Speaking at a preview event for new action-RPG Hunted: The Demon’s Forge, InXile Entertainment President Matthew Findley has told VGD he feels Japanese role-playing developers find it “very hard” to achieve “real characters, real story, real moral dilemmas” in their games.
Asked whether he thought the notion that Western RPGs are more forward-thinking than Japanese RPGs was accurate, Findley replied: “I think it is, I think it is. I mean, no Japanese company could have made Fallout or Mass Effect. There’s just no way that could happen, it’s so culturally nuanced.”
Findley is perhaps especially qualified to comment on the RPG’s choppy fortunes: InXile’s 2004 remake of The Bard’s Tale lampooned many of the genre’s more stagnant aspects.
“Remember we joked in Bard’s Tale, ‘I am the Chosen One’,” he said. “I mean, come on – a 13-year-old boy that’s the Chosen One, that’s going to save the universe. I mean, really – for me that’s just so old and ridiculous.
“So I think it’s fantastic – boom, here comes BioWare, here comes Bethesda, bang bang. Let’s get real subject matter in here, let’s get real moral dilemmas, let’s get that stuff back from the PC.
“What they did was take the Final Fantasy turn-based metaphor, cause they [Square Enix] really made it work – BioWare took the best elements of that, and said ‘OK, now we’re going to do real characters, real story, real moral dilemmas and bang, now we’re back to a real-feeling RPG’. I think that’s very hard for the Japanese to pull off, much as I couldn’t culturally speaking make one for them.

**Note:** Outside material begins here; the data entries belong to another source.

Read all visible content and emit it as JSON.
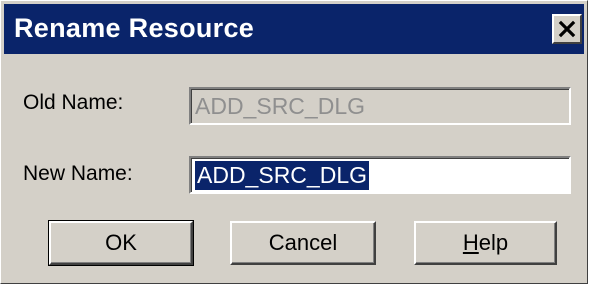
{
  "window": {
    "title": "Rename Resource"
  },
  "fields": {
    "old_name_label": "Old Name:",
    "old_name_value": "ADD_SRC_DLG",
    "new_name_label": "New Name:",
    "new_name_value": "ADD_SRC_DLG"
  },
  "buttons": {
    "ok": "OK",
    "cancel": "Cancel",
    "help_mnemonic": "H",
    "help_rest": "elp"
  },
  "icons": {
    "close": "close-icon"
  },
  "colors": {
    "titlebar": "#0a246a",
    "dialog_face": "#d4d0c8",
    "selection": "#0a246a"
  }
}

“How many Western products do well in Japan? Not that many. The cultures start to kick in. I’m not putting them off, it’s just a cultural issue.”

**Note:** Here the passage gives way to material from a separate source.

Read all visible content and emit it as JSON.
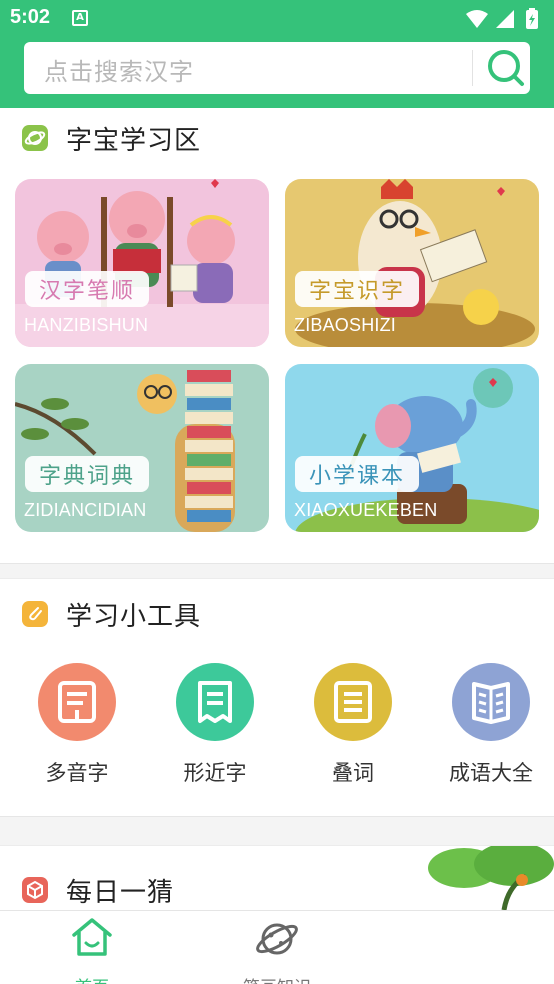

Findley also commented that the genre’s traditional audience had aged, and that certain RPG devices were simply no longer appropriate.
“I think the genres are growing up and becoming more sophisticated. The console business isn’t that old, when you get right down to it. In the mid-90s there was no console business, not like these kind of products.
“So I just think that the generation playing the 13-year-old Chosen One – well now they’re 30 years old or whatever, and are they really going to keep playing that kind of game?”
The full interview with Findley and his colleagues Michael “Maxx” Kaufmann and Brian Fargo will be live soon. You can read our preview of Hunted: The Demon’s Forge here.
I couldn’t agree more with Mr. Findley.
I personally have never been a huge RPG fan because I felt like the stories felt disconnected. Because I am the type of person who likes to ponder about things. But if some factor is distracting enough, I just don’t stick along.
For instance, Eternal Sonata, is a great game, with a fun and engaing battle system. But the presentation, although beautiful, just makes you wonder why would Chopin have such a dream, and most importantly, why would the characters in it be so goofy.
I believe that the best sci-fi, and fantasy stories, or at least among my favorite RPGs (Jade Empire, Mass Effect, Fallout 3, and Oblivion–although I think that Oblivion main plot isn’t memorable at all, Oblivion is more about the mythos), are the ones that keep attached to everything: the characters, the plot, the content, the context, and the complexities.
I find JRPGs to have too goofy of characters, to really keep me going, so it spoils the content, and then it’s harder to think about the context.
For instance, when I was playing Lost Odyssey, and the little kid, Mack, Kaim’s 11-yr/o grandson, joins the party and fights the same mofos that legit warriors like Seth should really be battling, it through me off. And the fact that I was fighting the occasional pushover, like a cute herbivore, or a plant, was easier to bear than this little kid fighting big game (predators, or more awesome foes). BUT, and his old sister Cooke, showed some strength and he eventually broke down, it was enough to keep me invested in those characters.
*I realize this is getting too long…* Can’t wai for the full interview.